Karanganyar, Gatra.com - Diah Retno Septiani mengulang ucapannya saat melakukan sambungan video call ke Firdaus Alam, salah satu siswa kelas XI SLB B Pawestri Karanganyar, Jawa Tengah. Guru kelas inklusi ini beberapa kali berpindah posisi, dengan harapan mendapat sinyal stabil sehingga bisa berkomunikasi lancar dengan remaja berkebutuhan khusus itu.
Alam, demikian nama panggilan siswanya itu, memahami percakapan bukan dengan suara. Melainkan gerakan bibir lawan bicaranya. Selama pembelajaran jarak jauh (PJJ) dengan guru, kebutuhan sinyal berkualitas merupakan hal urgen. Gerakan bibir dan ekspresi yang ditampilkan di layar ponsel menggantikan pembelajaran tatap muka yang biasanya mengakrabinya selama bersekolah.
"Kesulitannya pada sinyal. Jika seret sinyalnya, ada delay yang menyebabkan terpotongnya gerakan bibir. Saya harus mengulang-ulang supaya pesannya sampai ke siswa," kata Diah kepada wartawan di sekolahnya, Senin (19/10).
Diah menelepon Alam untuk mengetahui kabarnya. Sekaligus menceritakan sekolahnya kedatangan tamu sejumlah pewarta media siber. Alam diajak mengenal media pemberitaan. Sangat disayangkan akibat sinyal putus-putus, Alam terlihat bingung. Akhirnya percakapan jarak jauh dengan remaja asal Tegalarum Karanganyar pun diakhiri.
"Selama pandemi, pembelajaran tidak boleh di sekolah. Namun kami terus memberi pembelajaran lewat WA. Ada dua murid di kelas saya pegang HP sendiri. Pembelajarannya dengan materi dari percakapan. Misalnya tadi memperkenalkan tamu dari wartawan. Lalu, kita minta anak-anak menceritakan sejarah pers," kata Diah.
Sekolah luar biasa ini mengajar peserta didik tuna rungu sebagian maupun total. Para pengajar menggunakan metode maternal reflektif (MMR) dan turunannya yang mengoptimalisasi sisa pendengaran. Bagi peserta didik di jenjang SMPLB maupun SMALB, metode tersebut lebih mudah disampaikan. Namun tidak semudah itu bagi TKLB dan SDLB.
Pengajar kelas I, Puji Harjanti terpaksa hanya sekali per pekan menyampaikan materi pembelajaran jarak jauh dengan konten video. Sebab, banyak hambatan dirasakan anak-anak usia dini berkebutuhan khusus. Terutama akibat reduksi kualitas gambar yang menghambat pemahaman gerak bibir.
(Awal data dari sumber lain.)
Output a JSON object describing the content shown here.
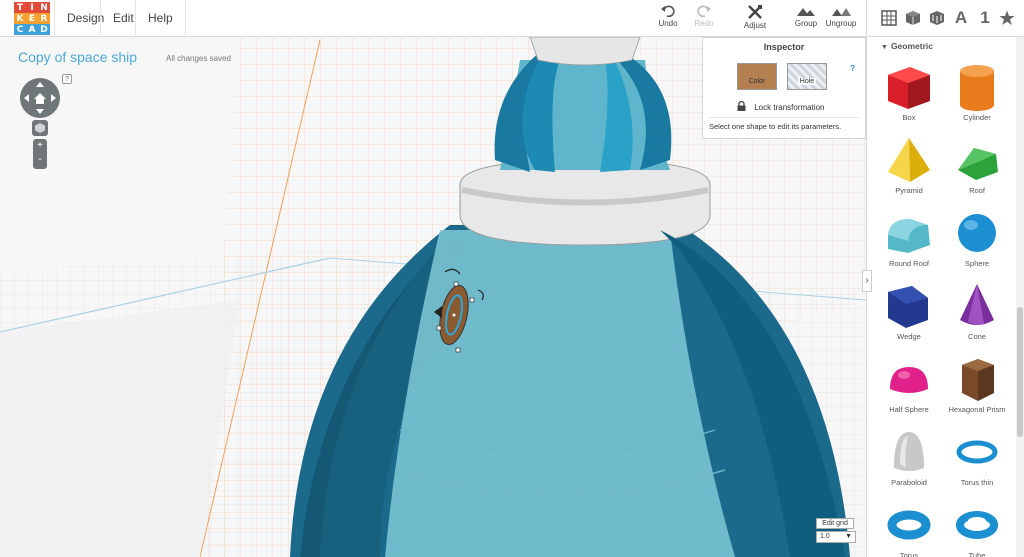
{
  "app": {
    "logo_letters": [
      "T",
      "I",
      "N",
      "K",
      "E",
      "R",
      "C",
      "A",
      "D"
    ],
    "logo_colors": [
      "#e24b39",
      "#e24b39",
      "#e24b39",
      "#f4a02e",
      "#f4a02e",
      "#f4a02e",
      "#3ea1d9",
      "#3ea1d9",
      "#3ea1d9"
    ]
  },
  "menu": {
    "design": "Design",
    "edit": "Edit",
    "help": "Help"
  },
  "toolbar": {
    "undo": "Undo",
    "redo": "Redo",
    "adjust": "Adjust",
    "group": "Group",
    "ungroup": "Ungroup"
  },
  "right_tools": {
    "text_tool": "A",
    "number_tool": "1"
  },
  "document": {
    "title": "Copy of space ship",
    "save_status": "All changes saved",
    "help": "?"
  },
  "inspector": {
    "title": "Inspector",
    "color_label": "Color",
    "hole_label": "Hole",
    "help": "?",
    "lock_label": "Lock transformation",
    "hint": "Select one shape to edit its parameters."
  },
  "shape_panel": {
    "category": "Geometric",
    "shapes": [
      {
        "label": "Box",
        "icon": "box-icon",
        "color": "#d9202a"
      },
      {
        "label": "Cylinder",
        "icon": "cylinder-icon",
        "color": "#e87b1c"
      },
      {
        "label": "Pyramid",
        "icon": "pyramid-icon",
        "color": "#f4c20d"
      },
      {
        "label": "Roof",
        "icon": "roof-icon",
        "color": "#2ca23a"
      },
      {
        "label": "Round Roof",
        "icon": "round-roof-icon",
        "color": "#55b8c9"
      },
      {
        "label": "Sphere",
        "icon": "sphere-icon",
        "color": "#1b8fd0"
      },
      {
        "label": "Wedge",
        "icon": "wedge-icon",
        "color": "#23398f"
      },
      {
        "label": "Cone",
        "icon": "cone-icon",
        "color": "#7b2e9e"
      },
      {
        "label": "Half Sphere",
        "icon": "half-sphere-icon",
        "color": "#e0218a"
      },
      {
        "label": "Hexagonal Prism",
        "icon": "hexagonal-prism-icon",
        "color": "#7a4a2a"
      },
      {
        "label": "Paraboloid",
        "icon": "paraboloid-icon",
        "color": "#c8c8c8"
      },
      {
        "label": "Torus thin",
        "icon": "torus-thin-icon",
        "color": "#1b8fd0"
      },
      {
        "label": "Torus",
        "icon": "torus-icon",
        "color": "#1b8fd0"
      },
      {
        "label": "Tube",
        "icon": "tube-icon",
        "color": "#1b8fd0"
      }
    ]
  },
  "grid": {
    "edit_label": "Edit grid",
    "snap_value": "1.0"
  }
}
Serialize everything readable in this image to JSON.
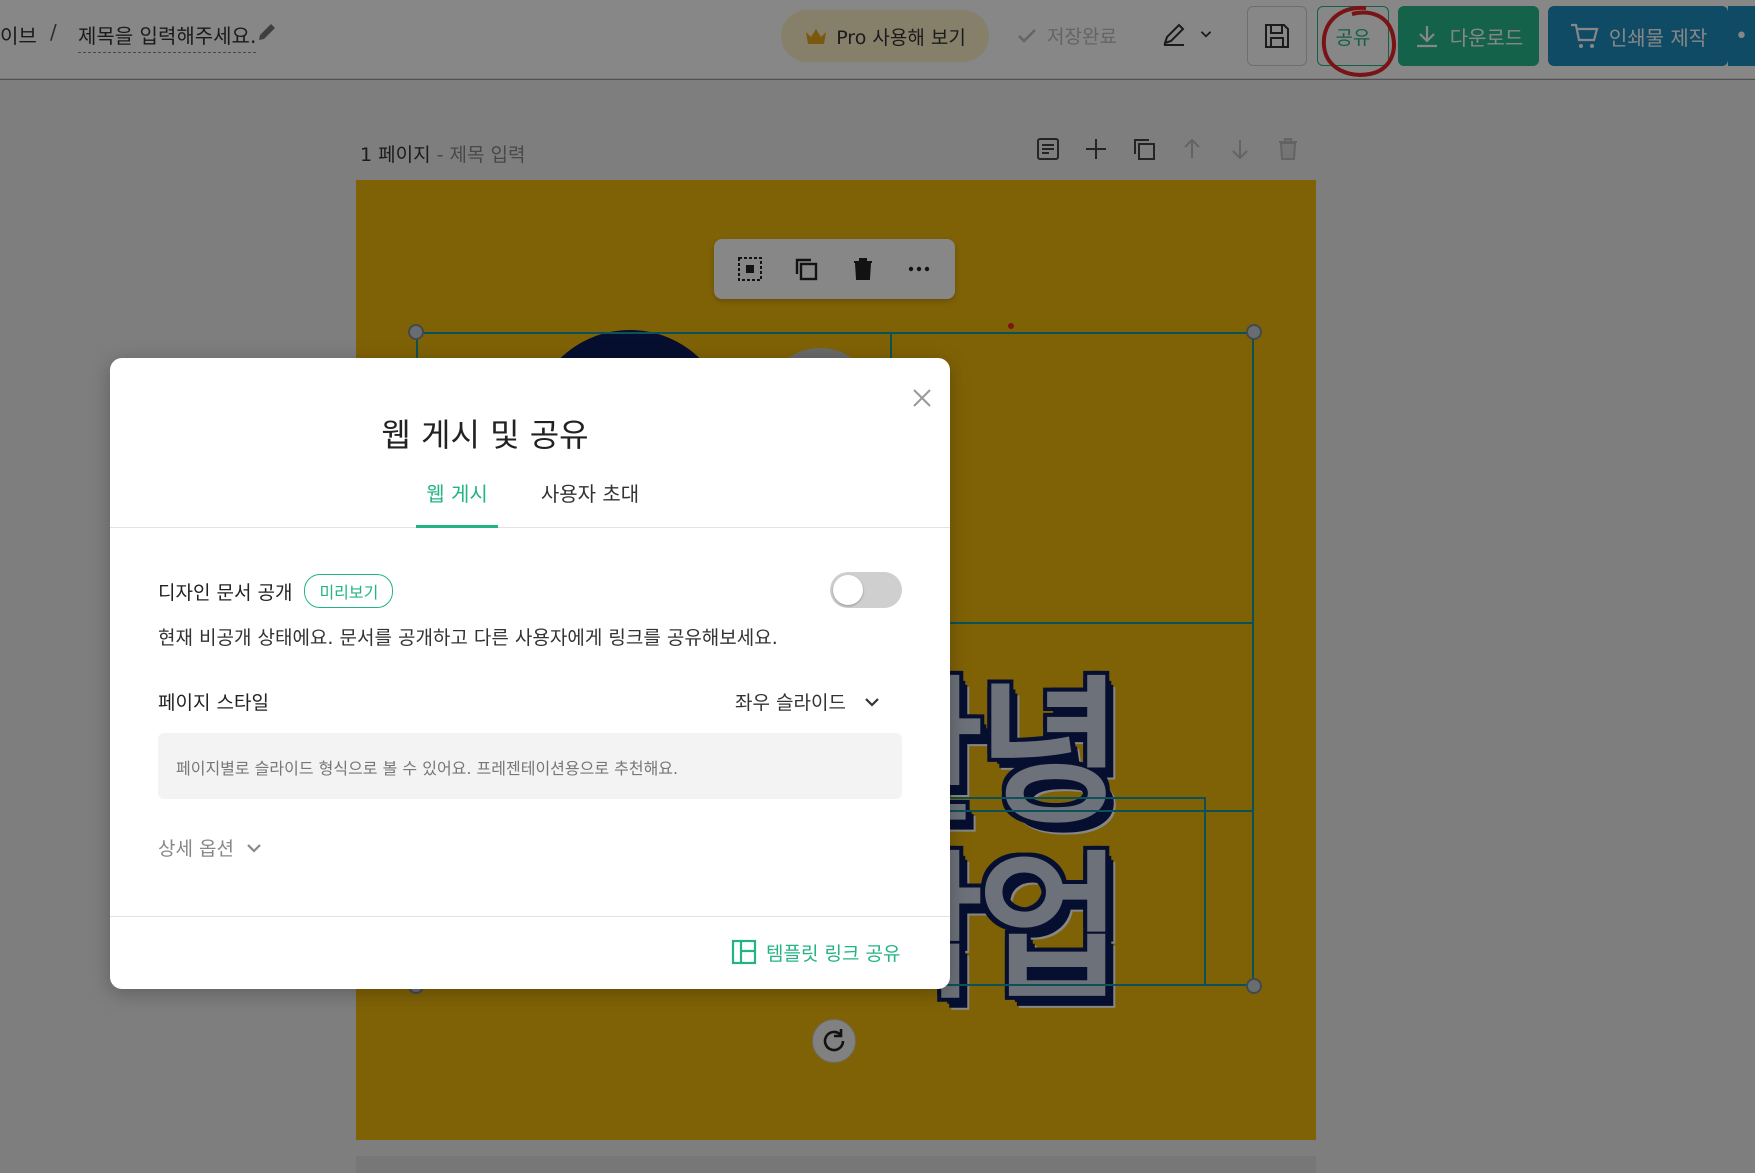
{
  "topbar": {
    "drive_crumb": "이브",
    "separator": "/",
    "doc_title": "제목을 입력해주세요.",
    "pro_button": "Pro 사용해 보기",
    "saved_status": "저장완료",
    "share_button": "공유",
    "download_button": "다운로드",
    "print_button": "인쇄물 제작",
    "more_button": "•",
    "annotation_color": "#e3242b"
  },
  "editor": {
    "page_label": "1 페이지",
    "page_sep": " - ",
    "page_title_placeholder": "제목 입력",
    "canvas_color": "#f1b90d",
    "art_text_line1": "안녕",
    "art_text_line2": "작업"
  },
  "modal": {
    "title": "웹 게시 및 공유",
    "tabs": [
      {
        "label": "웹 게시",
        "active": true
      },
      {
        "label": "사용자 초대",
        "active": false
      }
    ],
    "public_label": "디자인 문서 공개",
    "preview_badge": "미리보기",
    "public_toggle": false,
    "description": "현재 비공개 상태에요. 문서를 공개하고 다른 사용자에게 링크를 공유해보세요.",
    "page_style_label": "페이지 스타일",
    "page_style_value": "좌우 슬라이드",
    "page_style_info": "페이지별로 슬라이드 형식으로 볼 수 있어요. 프레젠테이션용으로 추천해요.",
    "detail_options": "상세 옵션",
    "template_link": "템플릿 링크 공유",
    "accent_color": "#23b482"
  }
}
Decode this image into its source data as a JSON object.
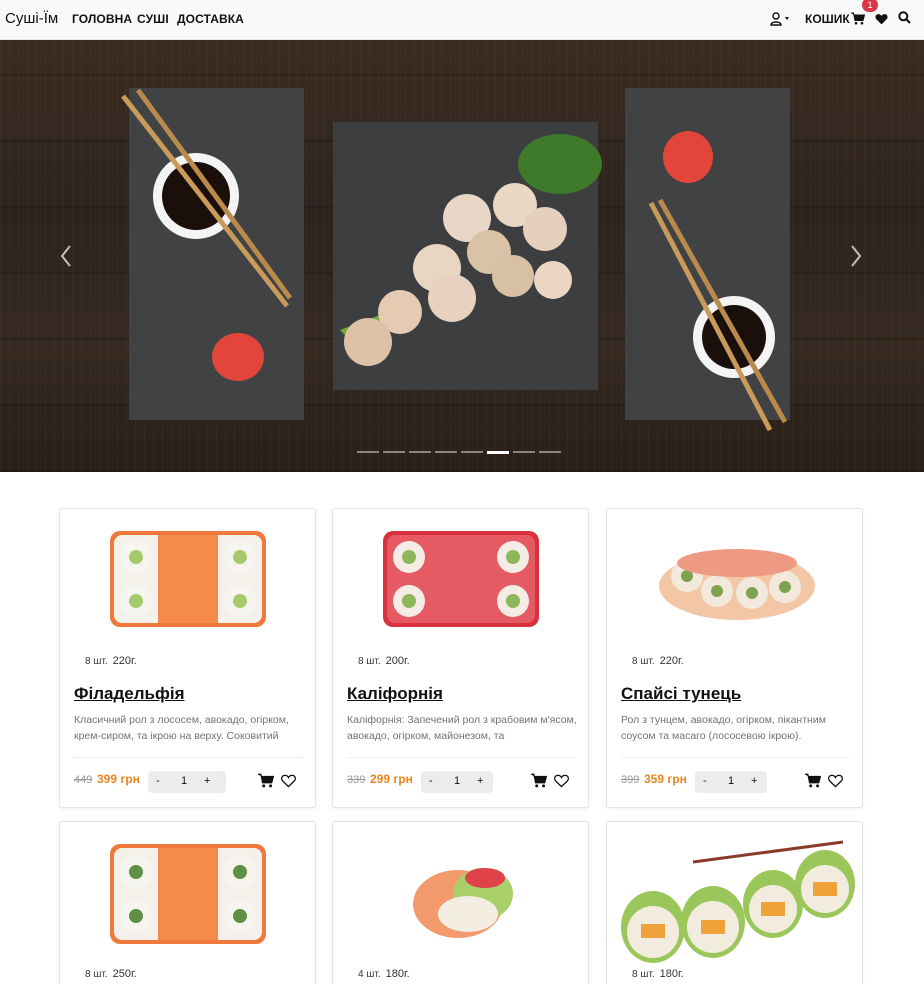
{
  "navbar": {
    "brand": "Суші-Їм",
    "links": [
      "ГОЛОВНА",
      "СУШІ",
      "ДОСТАВКА"
    ],
    "cart_label": "КОШИК",
    "cart_count": "1"
  },
  "carousel": {
    "indicator_count": 8,
    "active_index": 5
  },
  "products": [
    {
      "qty": "8 шт.",
      "weight": "220г.",
      "name": "Філадельфія",
      "desc": "Класичний рол з лососем, авокадо, огірком, крем-сиром, та ікрою на верху. Соковитий",
      "old_price": "449",
      "price": "399 грн",
      "count": "1"
    },
    {
      "qty": "8 шт.",
      "weight": "200г.",
      "name": "Каліфорнія",
      "desc": "Каліфорнія: Запечений рол з крабовим м'ясом, авокадо, огірком, майонезом, та",
      "old_price": "339",
      "price": "299 грн",
      "count": "1"
    },
    {
      "qty": "8 шт.",
      "weight": "220г.",
      "name": "Спайсі тунець",
      "desc": "Рол з тунцем, авокадо, огірком, пікантним соусом та масаго (лососевою ікрою).",
      "old_price": "399",
      "price": "359 грн",
      "count": "1"
    },
    {
      "qty": "8 шт.",
      "weight": "250г."
    },
    {
      "qty": "4 шт.",
      "weight": "180г."
    },
    {
      "qty": "8 шт.",
      "weight": "180г."
    }
  ],
  "stepper": {
    "minus": "-",
    "plus": "+"
  },
  "colors": {
    "accent_price": "#e8861f",
    "badge": "#dc3545",
    "navbar_bg": "#f8f9fa"
  }
}
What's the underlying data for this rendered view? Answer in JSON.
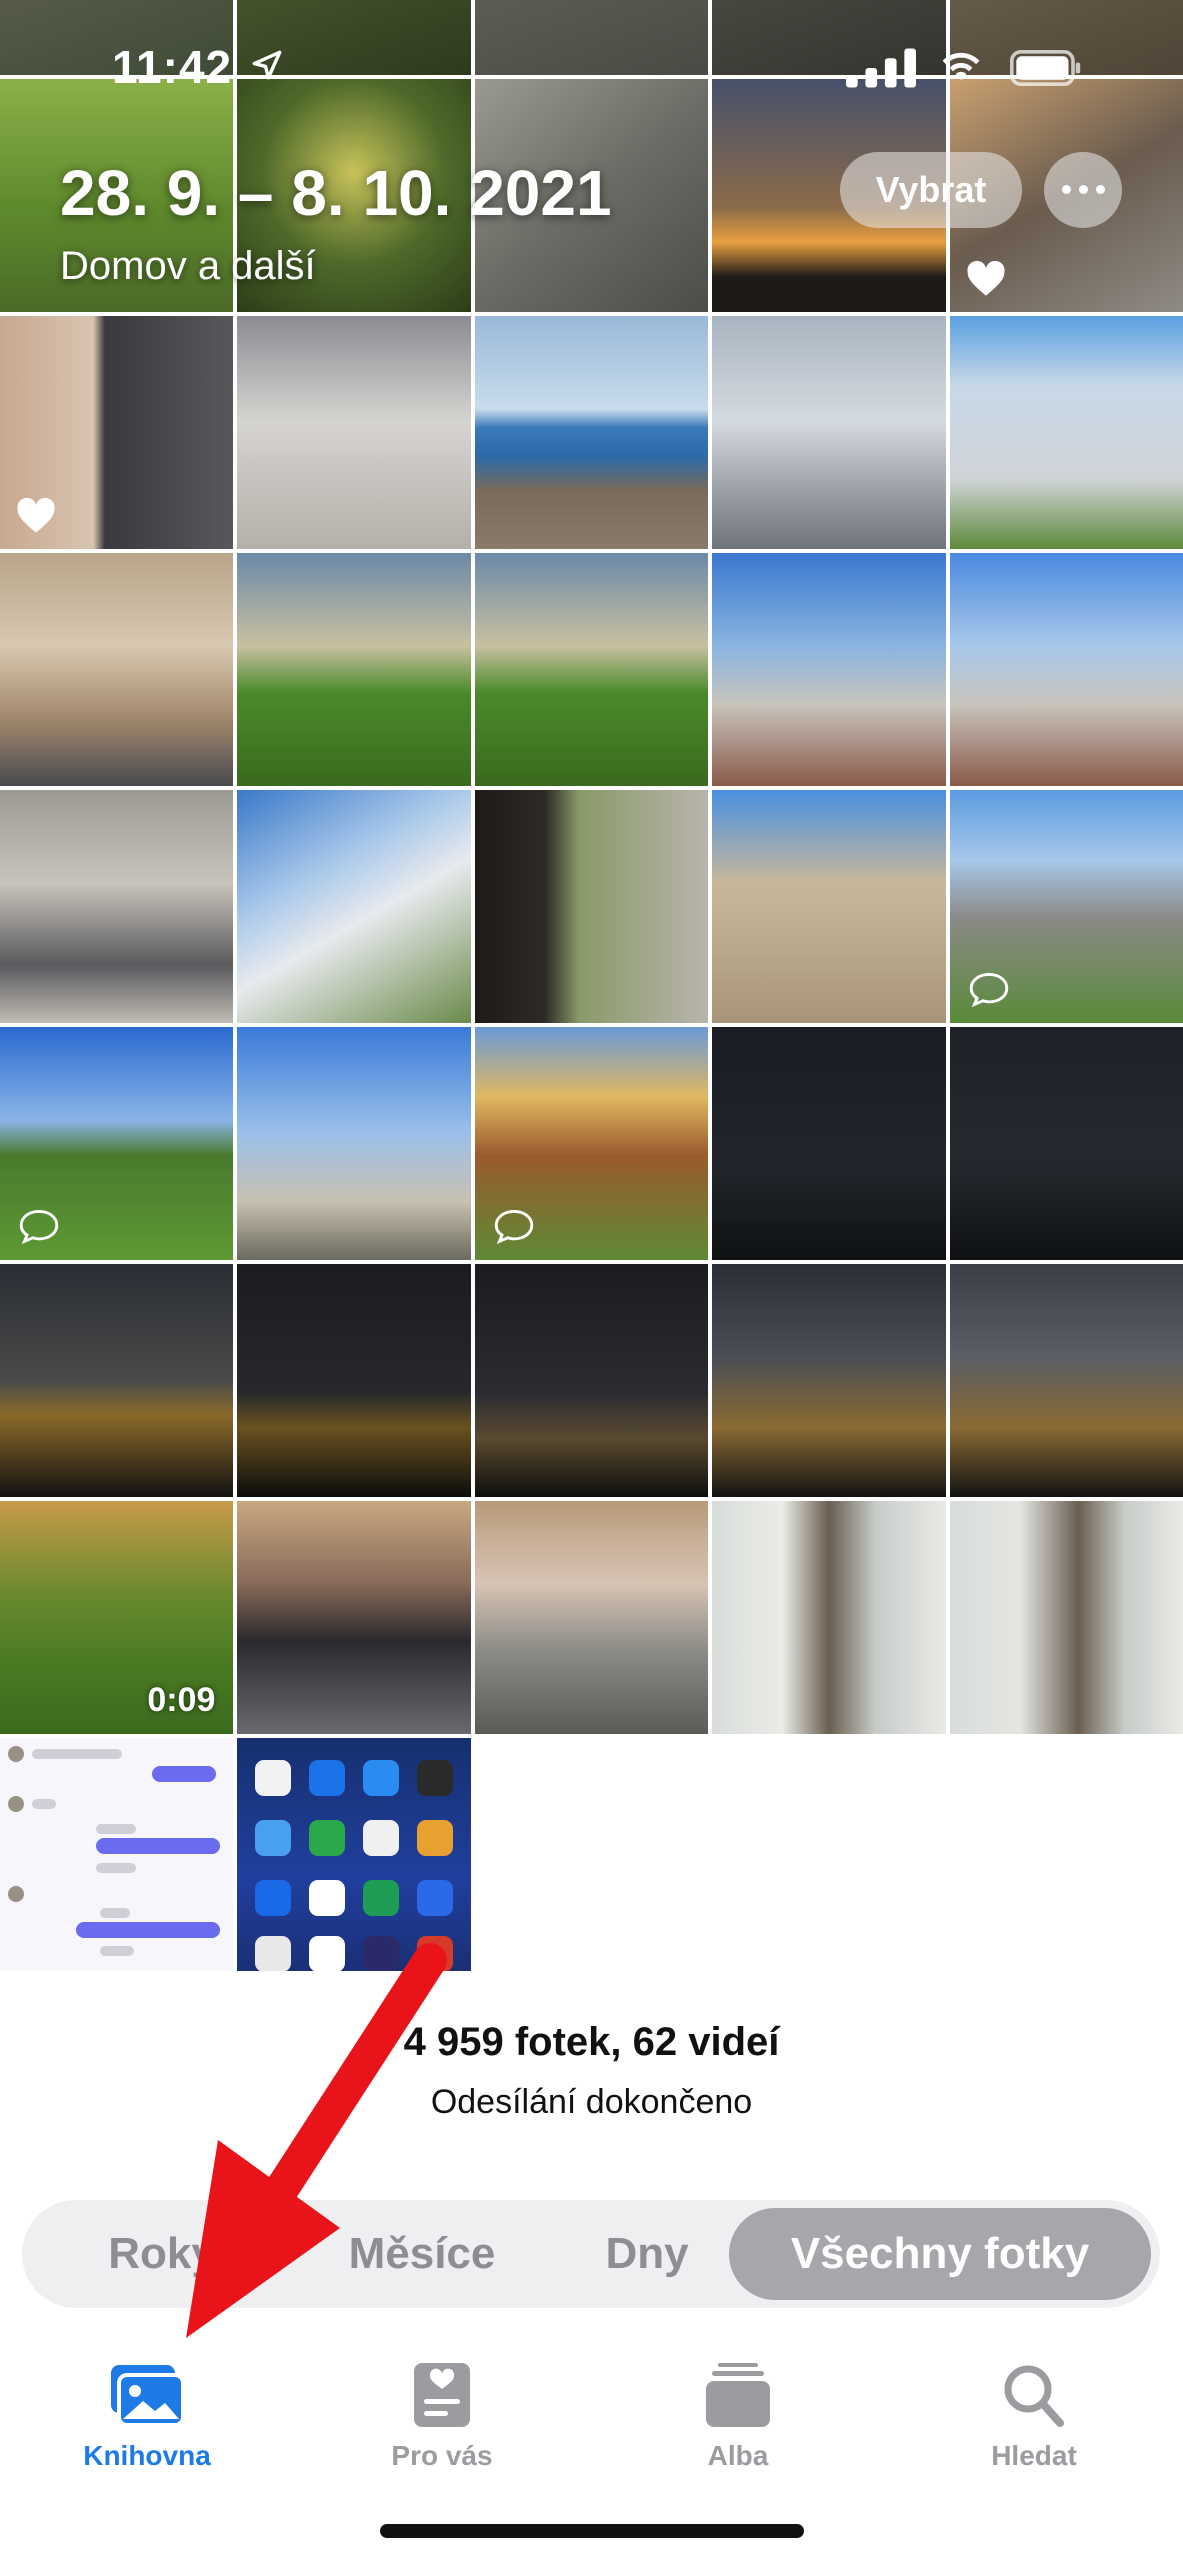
{
  "status_bar": {
    "time": "11:42"
  },
  "header": {
    "title": "28. 9. – 8. 10. 2021",
    "subtitle": "Domov a další",
    "select_label": "Vybrat"
  },
  "grid": {
    "video_duration": "0:09"
  },
  "footer": {
    "count": "4 959 fotek, 62 videí",
    "upload_status": "Odesílání dokončeno"
  },
  "segments": [
    "Roky",
    "Měsíce",
    "Dny",
    "Všechny fotky"
  ],
  "segments_active": "Všechny fotky",
  "tabs": [
    {
      "label": "Knihovna",
      "icon": "photo-library-icon",
      "active": true
    },
    {
      "label": "Pro vás",
      "icon": "for-you-icon",
      "active": false
    },
    {
      "label": "Alba",
      "icon": "albums-icon",
      "active": false
    },
    {
      "label": "Hledat",
      "icon": "search-icon",
      "active": false
    }
  ],
  "colors": {
    "accent": "#1e7ae6",
    "arrow": "#e8141a",
    "inactive": "#9b9ba0"
  }
}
"Orangtua mengeluhkan gambar kurang jelas. Kami memang mengandalkan peran orangtua dalam pembelajaran ini. Kemudian diganti selain daring juga luring. Juga home visit," katanya.
Kepala SLB B Pawestri, Putut Kus Darwanto mengatakan terdapat 58 peserta didik jenjang TK sampai SMA di sekolahnya. Sepanjang belum ada instruksi pembelajaran tatap muka dimulai, ia masih memberlakukan PJJ selama masa Pandemi Covid-19.
"Paling efektif memang pembelajaran dengan guru. Khususnya bagi peserta didik berkebutuhan khusus. Tapi kondisinya seperti ini. Metode MMR dilaksanakan semaksimal mungkin meski dengan kendala sinyal," katanya.